The last chapter, which is followed by a conclusion, provides suggestive reforms beyond those discussed elsewhere in the book. Judge Posner, understandably, sees the need for a more technologically sophisticated federal judiciary, which would include federal judges who are both numerate as well as literate. Short of that, law clerk and staff attorney selection should include technical proficiency so that at least some of the judicial staff are able to assist judges in complex cases. More initial training for new judges, and continued judicial education thereafter, for managing the judicial office and staff is discussed. The relationship between the legal academy and the judiciary, each increasingly divorced from the other by specialization and the decline of academic importance on legal practice (such scholarship is “ever more remote from the culture of legal practice and judicial decision-making” (p. 358)), could be reengineered to provide judicial education on not only technical topics but on basic managerial principles to help judges deal with complexity and bureaucratization, respectively. He concludes by saying, “Judges struggle on one front to manage growing staff, on another to cope with the growing complexity of the activities that give rise to the cases they must decide, and on a third to integrate the two fronts. Many still think they can finesse the need for an empirical understanding of an increasingly complex world by embracing some version of formalist analysis. But that will not work. The path forward is the path of realism” (p. 366). If readers didn’t get Judge Posner’s message in the first 379 pages, they’ll get it at the end: Realism, Baby!

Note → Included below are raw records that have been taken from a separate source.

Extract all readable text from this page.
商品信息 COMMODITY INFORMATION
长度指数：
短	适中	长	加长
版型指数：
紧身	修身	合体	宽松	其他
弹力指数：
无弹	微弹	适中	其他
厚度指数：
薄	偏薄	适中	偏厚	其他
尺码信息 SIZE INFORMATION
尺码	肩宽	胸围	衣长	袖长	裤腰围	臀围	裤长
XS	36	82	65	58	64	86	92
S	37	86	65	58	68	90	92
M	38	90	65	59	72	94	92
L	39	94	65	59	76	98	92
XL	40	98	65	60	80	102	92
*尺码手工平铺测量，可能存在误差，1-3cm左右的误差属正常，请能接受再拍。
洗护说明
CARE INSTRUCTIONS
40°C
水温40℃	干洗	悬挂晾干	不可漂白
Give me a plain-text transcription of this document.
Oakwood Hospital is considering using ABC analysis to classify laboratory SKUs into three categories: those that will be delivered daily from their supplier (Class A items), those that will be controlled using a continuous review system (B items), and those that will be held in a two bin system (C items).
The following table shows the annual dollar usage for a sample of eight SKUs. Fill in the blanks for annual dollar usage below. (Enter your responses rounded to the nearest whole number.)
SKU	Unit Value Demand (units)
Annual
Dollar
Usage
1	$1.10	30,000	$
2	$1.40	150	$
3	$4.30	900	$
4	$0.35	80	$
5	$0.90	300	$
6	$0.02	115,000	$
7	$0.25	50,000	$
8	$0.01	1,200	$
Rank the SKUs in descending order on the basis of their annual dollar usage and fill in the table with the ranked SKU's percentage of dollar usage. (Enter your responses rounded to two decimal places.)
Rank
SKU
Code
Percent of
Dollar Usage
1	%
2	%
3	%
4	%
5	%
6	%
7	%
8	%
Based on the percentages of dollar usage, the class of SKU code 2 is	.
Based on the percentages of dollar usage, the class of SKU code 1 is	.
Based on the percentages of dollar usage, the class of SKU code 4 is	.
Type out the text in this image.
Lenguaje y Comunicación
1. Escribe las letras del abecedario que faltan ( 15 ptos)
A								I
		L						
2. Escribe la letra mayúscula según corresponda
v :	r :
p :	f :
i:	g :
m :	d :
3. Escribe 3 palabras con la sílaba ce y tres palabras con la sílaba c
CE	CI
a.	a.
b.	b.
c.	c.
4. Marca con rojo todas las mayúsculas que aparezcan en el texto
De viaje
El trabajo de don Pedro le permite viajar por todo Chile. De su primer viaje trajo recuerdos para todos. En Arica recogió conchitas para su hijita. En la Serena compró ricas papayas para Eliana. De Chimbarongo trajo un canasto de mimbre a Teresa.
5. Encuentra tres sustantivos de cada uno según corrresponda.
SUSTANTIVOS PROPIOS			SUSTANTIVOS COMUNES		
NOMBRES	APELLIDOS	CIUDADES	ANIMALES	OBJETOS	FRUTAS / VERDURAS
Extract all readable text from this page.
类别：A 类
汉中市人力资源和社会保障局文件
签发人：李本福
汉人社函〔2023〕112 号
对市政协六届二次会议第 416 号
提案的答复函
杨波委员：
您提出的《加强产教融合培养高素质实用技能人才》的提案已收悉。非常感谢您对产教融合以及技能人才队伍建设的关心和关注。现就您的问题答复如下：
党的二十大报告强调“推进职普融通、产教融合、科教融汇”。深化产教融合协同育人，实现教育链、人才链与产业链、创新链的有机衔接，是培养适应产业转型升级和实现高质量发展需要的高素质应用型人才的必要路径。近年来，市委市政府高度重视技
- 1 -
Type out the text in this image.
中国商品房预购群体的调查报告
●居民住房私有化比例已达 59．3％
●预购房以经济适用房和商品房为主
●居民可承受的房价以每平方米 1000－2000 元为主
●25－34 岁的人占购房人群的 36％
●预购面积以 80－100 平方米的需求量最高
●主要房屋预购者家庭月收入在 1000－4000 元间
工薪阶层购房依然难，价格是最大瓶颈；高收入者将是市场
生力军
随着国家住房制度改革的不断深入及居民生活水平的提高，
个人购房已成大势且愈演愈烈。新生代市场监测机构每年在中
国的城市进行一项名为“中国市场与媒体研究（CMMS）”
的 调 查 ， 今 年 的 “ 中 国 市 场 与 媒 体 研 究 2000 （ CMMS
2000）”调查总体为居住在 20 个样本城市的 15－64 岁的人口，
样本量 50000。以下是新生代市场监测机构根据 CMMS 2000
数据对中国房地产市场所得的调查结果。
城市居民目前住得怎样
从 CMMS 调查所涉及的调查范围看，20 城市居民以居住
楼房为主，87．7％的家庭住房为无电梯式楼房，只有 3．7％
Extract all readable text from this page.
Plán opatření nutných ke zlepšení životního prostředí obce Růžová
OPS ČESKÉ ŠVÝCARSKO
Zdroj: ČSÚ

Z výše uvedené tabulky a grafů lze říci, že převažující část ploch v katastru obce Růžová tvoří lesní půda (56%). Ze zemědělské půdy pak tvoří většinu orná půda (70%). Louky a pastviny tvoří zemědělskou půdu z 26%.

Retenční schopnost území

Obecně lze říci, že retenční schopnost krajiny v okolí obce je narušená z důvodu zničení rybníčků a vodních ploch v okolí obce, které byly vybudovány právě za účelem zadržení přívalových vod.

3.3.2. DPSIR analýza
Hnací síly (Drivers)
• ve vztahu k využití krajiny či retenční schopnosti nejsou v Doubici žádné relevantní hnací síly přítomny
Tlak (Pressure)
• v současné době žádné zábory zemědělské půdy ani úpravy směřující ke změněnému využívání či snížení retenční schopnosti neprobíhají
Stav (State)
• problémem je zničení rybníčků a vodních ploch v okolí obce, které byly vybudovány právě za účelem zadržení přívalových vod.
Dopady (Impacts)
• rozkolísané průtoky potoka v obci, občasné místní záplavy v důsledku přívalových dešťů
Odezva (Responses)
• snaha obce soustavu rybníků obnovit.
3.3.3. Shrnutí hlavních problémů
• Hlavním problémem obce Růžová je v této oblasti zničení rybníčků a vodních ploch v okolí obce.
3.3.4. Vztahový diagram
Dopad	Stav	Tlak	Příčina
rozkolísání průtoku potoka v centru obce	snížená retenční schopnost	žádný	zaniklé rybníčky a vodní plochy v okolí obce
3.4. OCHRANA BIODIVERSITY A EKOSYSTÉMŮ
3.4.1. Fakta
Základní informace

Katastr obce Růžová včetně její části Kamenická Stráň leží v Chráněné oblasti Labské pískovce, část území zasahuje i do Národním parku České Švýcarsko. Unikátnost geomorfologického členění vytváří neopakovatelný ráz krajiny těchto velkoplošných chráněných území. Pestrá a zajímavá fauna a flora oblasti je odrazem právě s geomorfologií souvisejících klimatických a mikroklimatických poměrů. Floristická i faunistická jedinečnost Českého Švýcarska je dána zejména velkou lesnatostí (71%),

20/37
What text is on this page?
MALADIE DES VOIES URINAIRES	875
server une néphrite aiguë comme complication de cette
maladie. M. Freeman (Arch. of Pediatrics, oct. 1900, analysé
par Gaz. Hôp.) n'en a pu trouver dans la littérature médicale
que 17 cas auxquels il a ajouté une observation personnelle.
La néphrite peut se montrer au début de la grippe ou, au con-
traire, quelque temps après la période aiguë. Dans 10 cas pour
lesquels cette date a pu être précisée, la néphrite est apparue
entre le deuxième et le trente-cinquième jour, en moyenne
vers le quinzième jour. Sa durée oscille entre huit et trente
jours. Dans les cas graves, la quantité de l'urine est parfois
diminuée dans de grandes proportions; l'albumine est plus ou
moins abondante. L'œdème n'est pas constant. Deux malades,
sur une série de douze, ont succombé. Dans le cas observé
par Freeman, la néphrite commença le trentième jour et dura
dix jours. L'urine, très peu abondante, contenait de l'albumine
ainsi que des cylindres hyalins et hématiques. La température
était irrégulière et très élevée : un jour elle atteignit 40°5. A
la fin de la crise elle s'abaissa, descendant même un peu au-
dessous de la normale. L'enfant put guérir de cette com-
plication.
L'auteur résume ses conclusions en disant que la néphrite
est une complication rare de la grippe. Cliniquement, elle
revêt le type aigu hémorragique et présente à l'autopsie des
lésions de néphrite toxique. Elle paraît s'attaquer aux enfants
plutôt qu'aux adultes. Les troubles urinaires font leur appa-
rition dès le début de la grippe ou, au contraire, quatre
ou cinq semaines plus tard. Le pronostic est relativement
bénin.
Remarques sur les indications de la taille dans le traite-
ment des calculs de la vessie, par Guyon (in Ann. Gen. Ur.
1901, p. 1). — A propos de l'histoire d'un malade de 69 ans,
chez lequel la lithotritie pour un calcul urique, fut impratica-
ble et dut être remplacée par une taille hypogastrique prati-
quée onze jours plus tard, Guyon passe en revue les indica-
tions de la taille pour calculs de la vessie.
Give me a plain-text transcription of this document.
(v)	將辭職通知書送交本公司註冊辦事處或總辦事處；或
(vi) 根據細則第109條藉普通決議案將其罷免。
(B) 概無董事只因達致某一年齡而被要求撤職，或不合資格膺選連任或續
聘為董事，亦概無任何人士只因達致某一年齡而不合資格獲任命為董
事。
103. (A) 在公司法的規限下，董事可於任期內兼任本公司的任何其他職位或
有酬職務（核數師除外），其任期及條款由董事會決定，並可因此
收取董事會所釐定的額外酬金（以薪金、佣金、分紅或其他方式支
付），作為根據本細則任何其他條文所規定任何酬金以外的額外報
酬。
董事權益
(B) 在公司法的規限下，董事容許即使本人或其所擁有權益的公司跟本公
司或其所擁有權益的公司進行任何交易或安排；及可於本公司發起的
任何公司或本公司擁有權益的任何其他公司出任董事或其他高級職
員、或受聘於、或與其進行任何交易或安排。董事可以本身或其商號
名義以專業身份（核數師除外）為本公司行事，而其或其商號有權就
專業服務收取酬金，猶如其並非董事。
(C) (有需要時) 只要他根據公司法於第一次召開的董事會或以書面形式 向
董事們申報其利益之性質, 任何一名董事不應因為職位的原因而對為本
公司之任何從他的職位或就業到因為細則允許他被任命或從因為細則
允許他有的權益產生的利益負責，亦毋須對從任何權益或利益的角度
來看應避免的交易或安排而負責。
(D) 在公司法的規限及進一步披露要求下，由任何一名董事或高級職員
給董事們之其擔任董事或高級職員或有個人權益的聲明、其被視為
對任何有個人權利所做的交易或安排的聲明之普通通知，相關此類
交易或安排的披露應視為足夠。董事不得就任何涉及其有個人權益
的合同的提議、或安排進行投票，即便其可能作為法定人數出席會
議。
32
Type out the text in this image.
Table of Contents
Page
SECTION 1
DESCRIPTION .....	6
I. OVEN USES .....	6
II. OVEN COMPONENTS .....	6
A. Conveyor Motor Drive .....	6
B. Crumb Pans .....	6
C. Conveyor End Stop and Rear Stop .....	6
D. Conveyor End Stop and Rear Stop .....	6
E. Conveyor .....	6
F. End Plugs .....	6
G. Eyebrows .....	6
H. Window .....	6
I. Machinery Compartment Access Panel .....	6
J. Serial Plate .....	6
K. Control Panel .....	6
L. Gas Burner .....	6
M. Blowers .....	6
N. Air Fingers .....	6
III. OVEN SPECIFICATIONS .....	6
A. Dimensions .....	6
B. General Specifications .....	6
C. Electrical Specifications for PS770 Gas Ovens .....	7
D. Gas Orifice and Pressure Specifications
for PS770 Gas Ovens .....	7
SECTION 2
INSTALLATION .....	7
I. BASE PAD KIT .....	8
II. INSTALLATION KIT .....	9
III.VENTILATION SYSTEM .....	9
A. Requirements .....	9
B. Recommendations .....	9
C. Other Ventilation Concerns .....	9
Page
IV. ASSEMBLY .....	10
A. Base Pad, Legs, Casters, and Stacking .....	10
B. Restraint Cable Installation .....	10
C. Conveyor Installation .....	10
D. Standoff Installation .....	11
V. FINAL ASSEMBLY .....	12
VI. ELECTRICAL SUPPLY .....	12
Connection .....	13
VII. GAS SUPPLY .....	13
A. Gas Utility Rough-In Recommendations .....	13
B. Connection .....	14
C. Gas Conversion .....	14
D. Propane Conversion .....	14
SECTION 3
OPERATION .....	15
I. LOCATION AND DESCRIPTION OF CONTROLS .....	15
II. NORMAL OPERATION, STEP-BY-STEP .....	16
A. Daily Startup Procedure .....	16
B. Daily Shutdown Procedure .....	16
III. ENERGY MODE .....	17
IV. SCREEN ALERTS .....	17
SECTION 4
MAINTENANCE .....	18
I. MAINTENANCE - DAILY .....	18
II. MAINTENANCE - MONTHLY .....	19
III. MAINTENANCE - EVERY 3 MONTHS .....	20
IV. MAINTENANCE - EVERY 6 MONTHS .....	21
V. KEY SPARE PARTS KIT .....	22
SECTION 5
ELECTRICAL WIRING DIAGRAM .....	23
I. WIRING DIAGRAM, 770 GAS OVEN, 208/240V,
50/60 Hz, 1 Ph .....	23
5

 Scott D. Makar is a judge on the First District Court of Appeal, State of Florida. Previously, he served as Solicitor General for the State of Florida. He is a member of the American Law Institute.

1 Ronald K.L. Collins, Posner Mania — Two New Books Coming this January: One by Posner, the other on Posner, Concurring Opinions, (Apr. 14, 2015), http://concurringopinions.com/archives/2015/04/posner-mania-two-new-books-coming-this-january-one-by-posner-the-other-on-posner.html (last visited Apr. 27, 2015).
2 Since Reflections on Judging was published, a detailed series of 12 blog posts, called “Posner on Posner,” was released, providing a revealing portrait of Judge Posner, based in part on e-mails from him answering questions from the blog’s author. See Ronald K.L. Collins, The Complete Posner on Posner Series, Concurring Opinions, (Jan. 9, 2015), http://concurringopinions.com/archives/2015/01/the-complete-posner-on-posner-series-2.html (last visited May 6, 2015).
3 The “Posner on Posner” series identified 10 arguments by Posner, nine during the time he was with the Solicitor General’s Office and one in 1978. Ronald K.L. Collins, The Maverick—A Biographical Sketch of Richard Posner: Part I, Concurring Opinions, (Nov. 24, 2014), http://concurringopinions.com/archives/2014/11/the-maverick-a-biographical-sketch-of-judge-richard-posner-part-i.html (last visited May 6, 2015). Interestingly, moments before his first argument in the Court, he was moved into admission before the Court, his name being mispronounced by his sponsor and the Chief Justice. See Oral Argument, Consolo v. Federal Maritime Comm’n, 383 U.S. 607 (1966) (No. 63), available at http://www.oyez.org/cases/1960-1969/1965/1965_63.
4 Antonin Scalia & Bryan A. Garner, Making Your Case: The Art of Persuading Judges (2008).